Examining Alaska’s Mental Health Care Failures May Benefit
May is Mental Health Awareness Month. There are good reasons to celebrate the advancements in mental health care in Alaska. In my opinion, there are more reasons to look at failures. Top of the list: Alaska does not provide adequate protection for psychiatric patients with disabilities facing unnecessary trauma.
Alaska cannot make headway in mental health care and provide protection for patients when the Department of Health and Human Services does not know statewide how many psychiatric patients file complaints, how many are injured during treatment or transport, or how many face unnecessary traumatic events. Currently, state-level mental health policy makers, including the legislature, are not listening to the voices of psychiatric patients through exit polls or statistics.
Since the state’s inception, Alaska has embraced the easiest way to care for psychiatric patients with disabilities. The Department of Health and Human Services delegates state power to detain and treat psychiatric patients to about 40 private psychiatric facilities or units, and private hospitals set the level of care. It’s convenient for the state, but not good for someone losing their rights in a locked private mental institution.
Psychiatric patients have the right under state law, AS 47.30.847, to lodge a complaint and bring it before an impartial body. Patients are generally not informed that they have these rights. There is no requirement for the training the patient advocate must have in hospital policies. On April 20, Legislative Legal Services issued the opinion that patients have the right to file a complaint, but there is no state enforcement mechanism.
What does it mean for the Psychiatric Patient Grievances Act not to have a state enforcement mechanism? This means that managers of psychiatric facilities or units can choose when a psychiatric patient can use his or her right to file a grievance and bring it before an impartial body or to appeal.
People with severe mental illness tend to burn bridges with family and friends. And by the time a person is dropped off or transported to a locked-down mental institution, most patients are pretty much on their own and are left with a standard of care that, for the most part, has been designed for the convenience of a hospital. .

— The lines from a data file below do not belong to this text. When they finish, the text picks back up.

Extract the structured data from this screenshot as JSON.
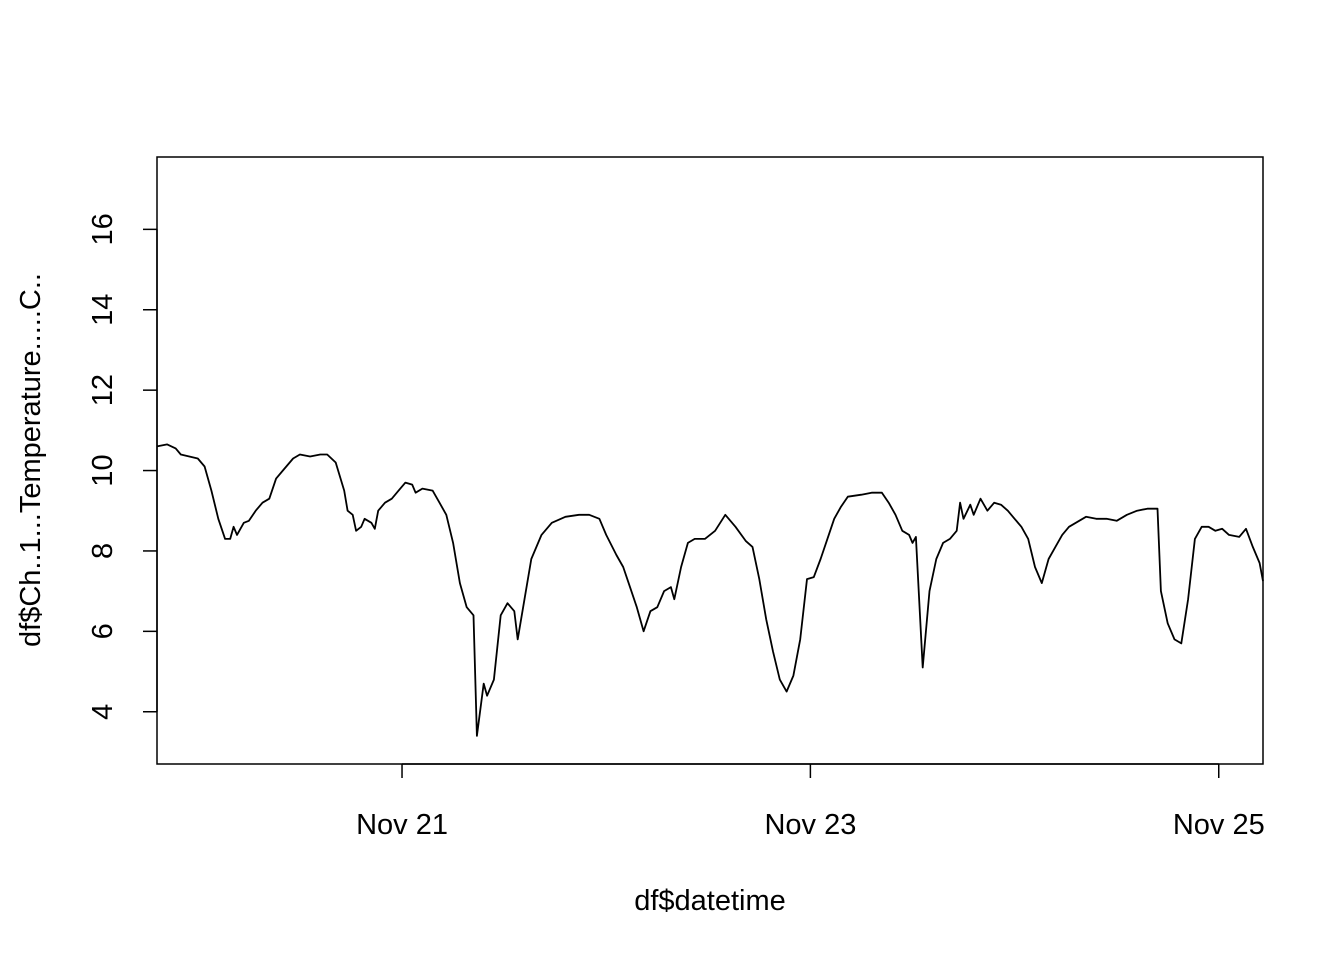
{
  "chart_data": {
    "type": "line",
    "title": "",
    "xlabel": "df$datetime",
    "ylabel": "df$Ch..1...Temperature.....C..",
    "x_unit": "date",
    "xlim": [
      "2020-11-19 19:12",
      "2020-11-25 05:12"
    ],
    "ylim": [
      2.7,
      17.8
    ],
    "x_ticks": [
      {
        "x": "2020-11-21 00:00",
        "label": "Nov 21"
      },
      {
        "x": "2020-11-23 00:00",
        "label": "Nov 23"
      },
      {
        "x": "2020-11-25 00:00",
        "label": "Nov 25"
      }
    ],
    "y_ticks": [
      4,
      6,
      8,
      10,
      12,
      14,
      16
    ],
    "grid": false,
    "series": [
      {
        "color": "#000000",
        "points": [
          [
            "2020-11-19 19:12",
            10.6
          ],
          [
            "2020-11-19 20:24",
            10.65
          ],
          [
            "2020-11-19 21:24",
            10.55
          ],
          [
            "2020-11-19 22:00",
            10.4
          ],
          [
            "2020-11-19 23:00",
            10.35
          ],
          [
            "2020-11-20 00:00",
            10.3
          ],
          [
            "2020-11-20 00:48",
            10.1
          ],
          [
            "2020-11-20 01:36",
            9.5
          ],
          [
            "2020-11-20 02:24",
            8.8
          ],
          [
            "2020-11-20 03:12",
            8.3
          ],
          [
            "2020-11-20 03:48",
            8.3
          ],
          [
            "2020-11-20 04:12",
            8.6
          ],
          [
            "2020-11-20 04:36",
            8.4
          ],
          [
            "2020-11-20 05:24",
            8.7
          ],
          [
            "2020-11-20 06:00",
            8.75
          ],
          [
            "2020-11-20 06:48",
            9.0
          ],
          [
            "2020-11-20 07:36",
            9.2
          ],
          [
            "2020-11-20 08:24",
            9.3
          ],
          [
            "2020-11-20 09:12",
            9.8
          ],
          [
            "2020-11-20 10:00",
            10.0
          ],
          [
            "2020-11-20 11:12",
            10.3
          ],
          [
            "2020-11-20 12:00",
            10.4
          ],
          [
            "2020-11-20 13:12",
            10.35
          ],
          [
            "2020-11-20 14:24",
            10.4
          ],
          [
            "2020-11-20 15:12",
            10.4
          ],
          [
            "2020-11-20 16:12",
            10.2
          ],
          [
            "2020-11-20 17:12",
            9.5
          ],
          [
            "2020-11-20 17:36",
            9.0
          ],
          [
            "2020-11-20 18:12",
            8.9
          ],
          [
            "2020-11-20 18:36",
            8.5
          ],
          [
            "2020-11-20 19:12",
            8.6
          ],
          [
            "2020-11-20 19:36",
            8.8
          ],
          [
            "2020-11-20 20:24",
            8.7
          ],
          [
            "2020-11-20 20:48",
            8.55
          ],
          [
            "2020-11-20 21:12",
            9.0
          ],
          [
            "2020-11-20 22:00",
            9.2
          ],
          [
            "2020-11-20 22:48",
            9.3
          ],
          [
            "2020-11-20 23:36",
            9.5
          ],
          [
            "2020-11-21 00:24",
            9.7
          ],
          [
            "2020-11-21 01:12",
            9.65
          ],
          [
            "2020-11-21 01:36",
            9.45
          ],
          [
            "2020-11-21 02:24",
            9.55
          ],
          [
            "2020-11-21 03:36",
            9.5
          ],
          [
            "2020-11-21 04:24",
            9.2
          ],
          [
            "2020-11-21 05:12",
            8.9
          ],
          [
            "2020-11-21 06:00",
            8.2
          ],
          [
            "2020-11-21 06:48",
            7.2
          ],
          [
            "2020-11-21 07:36",
            6.6
          ],
          [
            "2020-11-21 08:24",
            6.4
          ],
          [
            "2020-11-21 08:48",
            3.4
          ],
          [
            "2020-11-21 09:36",
            4.7
          ],
          [
            "2020-11-21 10:00",
            4.4
          ],
          [
            "2020-11-21 10:48",
            4.8
          ],
          [
            "2020-11-21 11:36",
            6.4
          ],
          [
            "2020-11-21 12:24",
            6.7
          ],
          [
            "2020-11-21 13:12",
            6.5
          ],
          [
            "2020-11-21 13:36",
            5.8
          ],
          [
            "2020-11-21 14:24",
            6.8
          ],
          [
            "2020-11-21 15:12",
            7.8
          ],
          [
            "2020-11-21 16:24",
            8.4
          ],
          [
            "2020-11-21 17:36",
            8.7
          ],
          [
            "2020-11-21 19:12",
            8.85
          ],
          [
            "2020-11-21 20:48",
            8.9
          ],
          [
            "2020-11-21 22:00",
            8.9
          ],
          [
            "2020-11-21 23:12",
            8.8
          ],
          [
            "2020-11-22 00:00",
            8.4
          ],
          [
            "2020-11-22 01:12",
            7.9
          ],
          [
            "2020-11-22 02:00",
            7.6
          ],
          [
            "2020-11-22 02:48",
            7.1
          ],
          [
            "2020-11-22 03:36",
            6.6
          ],
          [
            "2020-11-22 04:24",
            6.0
          ],
          [
            "2020-11-22 05:12",
            6.5
          ],
          [
            "2020-11-22 06:00",
            6.6
          ],
          [
            "2020-11-22 06:48",
            7.0
          ],
          [
            "2020-11-22 07:36",
            7.1
          ],
          [
            "2020-11-22 08:00",
            6.8
          ],
          [
            "2020-11-22 08:48",
            7.6
          ],
          [
            "2020-11-22 09:36",
            8.2
          ],
          [
            "2020-11-22 10:24",
            8.3
          ],
          [
            "2020-11-22 11:36",
            8.3
          ],
          [
            "2020-11-22 12:48",
            8.5
          ],
          [
            "2020-11-22 14:00",
            8.9
          ],
          [
            "2020-11-22 15:12",
            8.6
          ],
          [
            "2020-11-22 16:24",
            8.25
          ],
          [
            "2020-11-22 17:12",
            8.1
          ],
          [
            "2020-11-22 18:00",
            7.3
          ],
          [
            "2020-11-22 18:48",
            6.3
          ],
          [
            "2020-11-22 19:36",
            5.5
          ],
          [
            "2020-11-22 20:24",
            4.8
          ],
          [
            "2020-11-22 21:12",
            4.5
          ],
          [
            "2020-11-22 22:00",
            4.9
          ],
          [
            "2020-11-22 22:48",
            5.8
          ],
          [
            "2020-11-22 23:36",
            7.3
          ],
          [
            "2020-11-23 00:24",
            7.35
          ],
          [
            "2020-11-23 01:12",
            7.8
          ],
          [
            "2020-11-23 02:00",
            8.3
          ],
          [
            "2020-11-23 02:48",
            8.8
          ],
          [
            "2020-11-23 03:36",
            9.1
          ],
          [
            "2020-11-23 04:24",
            9.35
          ],
          [
            "2020-11-23 06:00",
            9.4
          ],
          [
            "2020-11-23 07:12",
            9.45
          ],
          [
            "2020-11-23 08:24",
            9.45
          ],
          [
            "2020-11-23 09:12",
            9.2
          ],
          [
            "2020-11-23 10:00",
            8.9
          ],
          [
            "2020-11-23 10:48",
            8.5
          ],
          [
            "2020-11-23 11:36",
            8.4
          ],
          [
            "2020-11-23 12:00",
            8.2
          ],
          [
            "2020-11-23 12:24",
            8.35
          ],
          [
            "2020-11-23 13:12",
            5.1
          ],
          [
            "2020-11-23 14:00",
            7.0
          ],
          [
            "2020-11-23 14:48",
            7.8
          ],
          [
            "2020-11-23 15:36",
            8.2
          ],
          [
            "2020-11-23 16:24",
            8.3
          ],
          [
            "2020-11-23 17:12",
            8.5
          ],
          [
            "2020-11-23 17:36",
            9.2
          ],
          [
            "2020-11-23 18:00",
            8.8
          ],
          [
            "2020-11-23 18:48",
            9.15
          ],
          [
            "2020-11-23 19:12",
            8.9
          ],
          [
            "2020-11-23 20:00",
            9.3
          ],
          [
            "2020-11-23 20:48",
            9.0
          ],
          [
            "2020-11-23 21:36",
            9.2
          ],
          [
            "2020-11-23 22:24",
            9.15
          ],
          [
            "2020-11-23 23:12",
            9.0
          ],
          [
            "2020-11-24 00:00",
            8.8
          ],
          [
            "2020-11-24 00:48",
            8.6
          ],
          [
            "2020-11-24 01:36",
            8.3
          ],
          [
            "2020-11-24 02:24",
            7.6
          ],
          [
            "2020-11-24 03:12",
            7.2
          ],
          [
            "2020-11-24 04:00",
            7.8
          ],
          [
            "2020-11-24 04:48",
            8.1
          ],
          [
            "2020-11-24 05:36",
            8.4
          ],
          [
            "2020-11-24 06:24",
            8.6
          ],
          [
            "2020-11-24 07:36",
            8.75
          ],
          [
            "2020-11-24 08:24",
            8.85
          ],
          [
            "2020-11-24 09:36",
            8.8
          ],
          [
            "2020-11-24 10:48",
            8.8
          ],
          [
            "2020-11-24 12:00",
            8.75
          ],
          [
            "2020-11-24 13:12",
            8.9
          ],
          [
            "2020-11-24 14:24",
            9.0
          ],
          [
            "2020-11-24 15:36",
            9.05
          ],
          [
            "2020-11-24 16:48",
            9.05
          ],
          [
            "2020-11-24 17:12",
            7.0
          ],
          [
            "2020-11-24 18:00",
            6.2
          ],
          [
            "2020-11-24 18:48",
            5.8
          ],
          [
            "2020-11-24 19:36",
            5.7
          ],
          [
            "2020-11-24 20:24",
            6.8
          ],
          [
            "2020-11-24 21:12",
            8.3
          ],
          [
            "2020-11-24 22:00",
            8.6
          ],
          [
            "2020-11-24 22:48",
            8.6
          ],
          [
            "2020-11-24 23:36",
            8.5
          ],
          [
            "2020-11-25 00:24",
            8.55
          ],
          [
            "2020-11-25 01:12",
            8.4
          ],
          [
            "2020-11-25 02:24",
            8.35
          ],
          [
            "2020-11-25 03:12",
            8.55
          ],
          [
            "2020-11-25 04:00",
            8.1
          ],
          [
            "2020-11-25 04:48",
            7.7
          ],
          [
            "2020-11-25 05:12",
            7.25
          ]
        ]
      }
    ]
  }
}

In 2003, while I was preparing supper, Anchorage police came to my home and said they had been ordered to take me to the Alaska Psychiatric Institute for a psychiatric evaluation. I was handcuffed. I asked the police if they would receive my jacket, shoes, keys and glasses. The police refused my request. I was kicked out the door in the winter barefoot and cold without glasses to be transported in a police car marked to the Alaska Psychiatric Institute.
I am nearsighted and without glasses, I am legally blind beyond a foot. I spent five months in API without glasses. The API management kept telling me that they wouldn’t help me get glasses and that I would have to wait until I was released so I could get my own glasses. There are no independent patient advocates in major psychiatric units who are readily available to help patients resolve their complaints during business hours.
Even cooperating psychiatric patients with disabilities are handcuffed and placed in a marked police car during transport to a psychiatric facility or unit. Alaska has not produced a plan on how to transport psychiatric patients and provide care in the best possible way to reduce trauma.
There are tangible benefits for Alaska in moving psychiatric patients with disabilities through a transportation and care system in a way that reduces trauma to the lowest possible level. And there are some very real benefits to the patient on the road to recovery.
Acute care psychiatric patients are one of the most vulnerable and abused groups in Alaska, often alone and frightened. It would be in Alaska’s best interest to provide people with mental illness coping skills free from unnecessary trauma and abuse, as well as rights with an enforcement mechanism and oversight.
Better quality psychiatric patient care can only start with legislative action. Mental Health Awareness Month would be a good time to start.
Faith J. Myers is the author of “Going Crazy in Alaska: A History of Alaska’s Treatment of Psychiatric Patients,” and has volunteered as a mental health advocate for over 10 years.